Closed gertvv closed 9 years ago
Thanks to Binod Neupane:
Mean residual deviance: Currently, the loading dic.sample module in rjags produces Mean deviance, pD, and DIC. But, evaluating a model at mean residual deviance is more informative. The way you have structured the model code is so nice, you can just add a few lines in the code:
for (i in 1:ns) {
for (j in 1:na[i]) {
line....for data with appropriate likelihood
line for GLM model with appropriate link
resdev[i,j] <- %resdev.i.j%
}
resdev[i] <- sum(resdev[i, 1:na[i]])
}
totalres <- sum(resdev[i])
Here, only thing you need to provide is %resdev.i.j% that depends on the type of likelihood of the data, but for a likelihood it is the same.

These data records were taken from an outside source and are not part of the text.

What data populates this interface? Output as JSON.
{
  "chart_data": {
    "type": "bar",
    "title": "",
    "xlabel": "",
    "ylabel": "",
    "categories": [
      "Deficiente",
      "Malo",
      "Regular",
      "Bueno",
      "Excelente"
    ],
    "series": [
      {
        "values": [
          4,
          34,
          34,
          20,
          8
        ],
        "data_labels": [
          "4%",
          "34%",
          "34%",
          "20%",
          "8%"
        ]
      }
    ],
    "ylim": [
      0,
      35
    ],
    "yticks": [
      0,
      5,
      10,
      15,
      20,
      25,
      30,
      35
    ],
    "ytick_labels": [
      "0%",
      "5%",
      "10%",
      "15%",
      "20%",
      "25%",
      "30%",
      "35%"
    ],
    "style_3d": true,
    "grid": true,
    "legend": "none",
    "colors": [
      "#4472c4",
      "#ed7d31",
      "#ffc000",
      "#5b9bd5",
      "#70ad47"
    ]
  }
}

So you may have to prepare a list of only 3 different formulas (for normal (one line), binomial (two lines) and Poisson (one line) likelihoods that are implemented in gemtc so far) for this. I am sure you know the references (Lu and Ades, 2004, 2006, 2009, Dias et al 2011 (NICE DSU TECHNICAL SUPPORT DOCUMENT 2), etc on the mean residual deviance. Finally, "totalres" would also be monitored to obtain its estimate. If you want, I can send some model codes that I edited and used in rjags to obtain mean residual deviance for some data application just for your reference. But, this step would have been unnecessary for me if gemtc already provide this option.
Closing because support for BUGS has been dropped (e4f1409).
DIC calculations are currently only done with JAGS. Enable them with BUGS.